President Director Panorama Media, Royanto Handaya, menjelaskan bahwa meskipun dunia menghadapi tantangan inflasi dan gangguan rantai pasok, ekonomi Indonesia tetap menunjukkan resiliensi.

"Data resmi menunjukkan ekonomi Indonesia tahun 2025 tumbuh 5,11%, lebih tinggi dari tahun sebelumnya. Bahkan sektor jasa lainnya tumbuh hampir 10%," ujar Royanto dalam sambutannya.

Gelaran tahun ini juga mencatatkan sejarah dengan bergabungnya BCA sebagai Official Banking Partner untuk pertama kalinya. Langkah ini menunjukkan bahwa sektor waralaba nasional telah berevolusi menjadi ekosistem investasi kredibel yang dipercaya institusi keuangan besar. Sebagai enabler, BCA memberikan kemudahan akses modal dan promo eksklusif bagi pengunjung yang ingin mengeksekusi rencana bisnis mereka.

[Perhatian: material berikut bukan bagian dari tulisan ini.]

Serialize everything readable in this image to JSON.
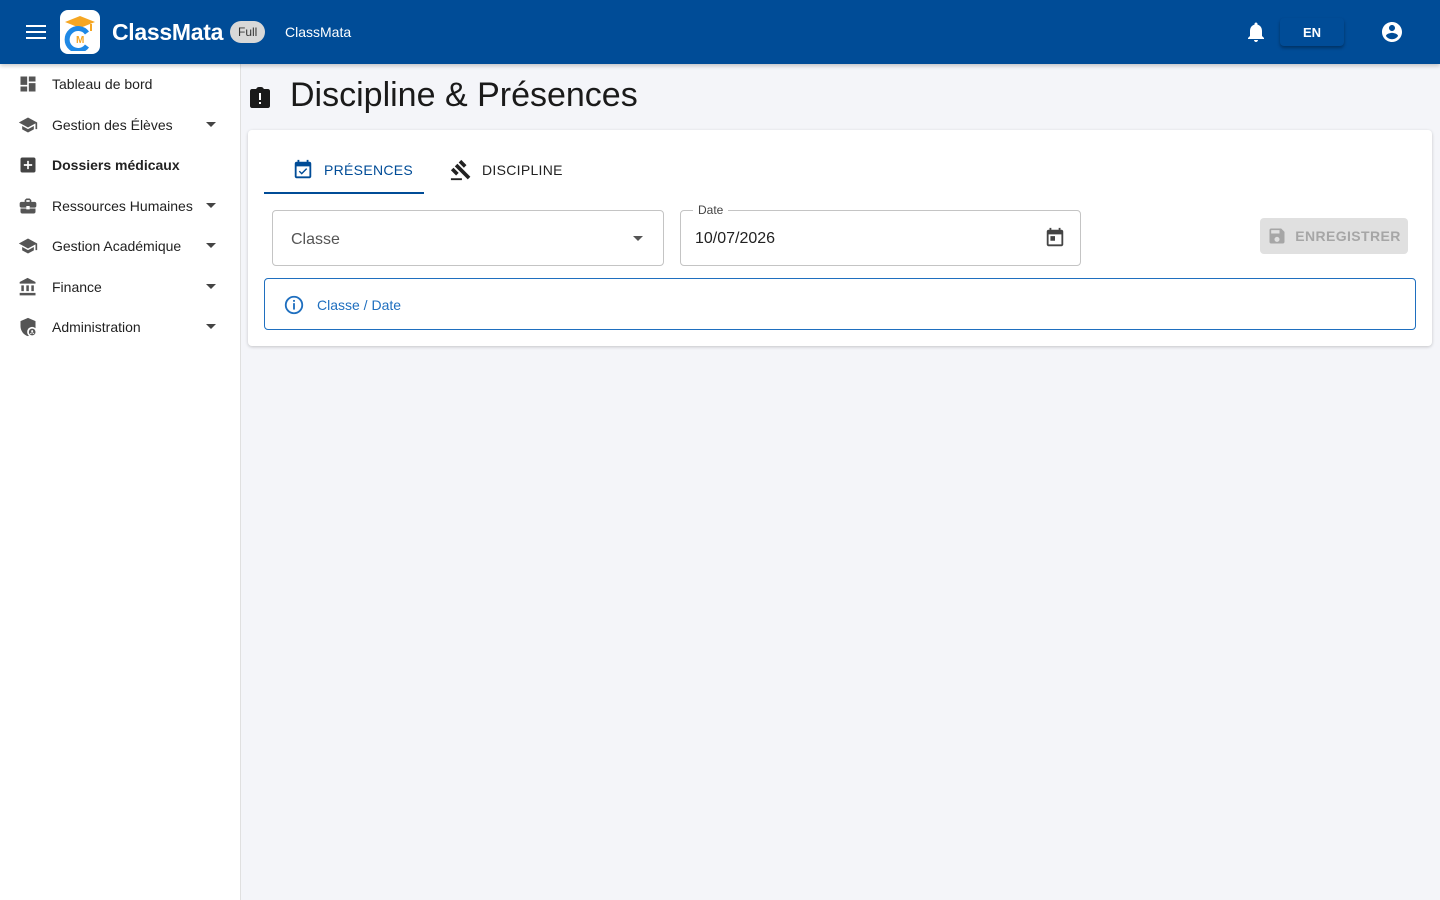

Sejak hari pertama, ribuan pengunjung telah memadati area pameran untuk mengeksplorasi lebih dari 150 jenama (brand) dari berbagai sektor. Selain pameran, pengunjung juga dapat mengikuti Business Conference yang menghadirkan praktisi, pendiri jenama ternama, serta investor untuk berbagi strategi bisnis.

Ketua Umum Perhimpunan WALI, Levita Ginting Supit, menambahkan bahwa model bisnis waralaba semakin relevan bagi masyarakat modern. "Franchise menjadi opsi nyata bagi para profesional yang ingin memiliki bisnis tanpa harus meninggalkan pekerjaan utama, karena sistemnya sudah siap pakai dan risikonya terukur," tuturnya.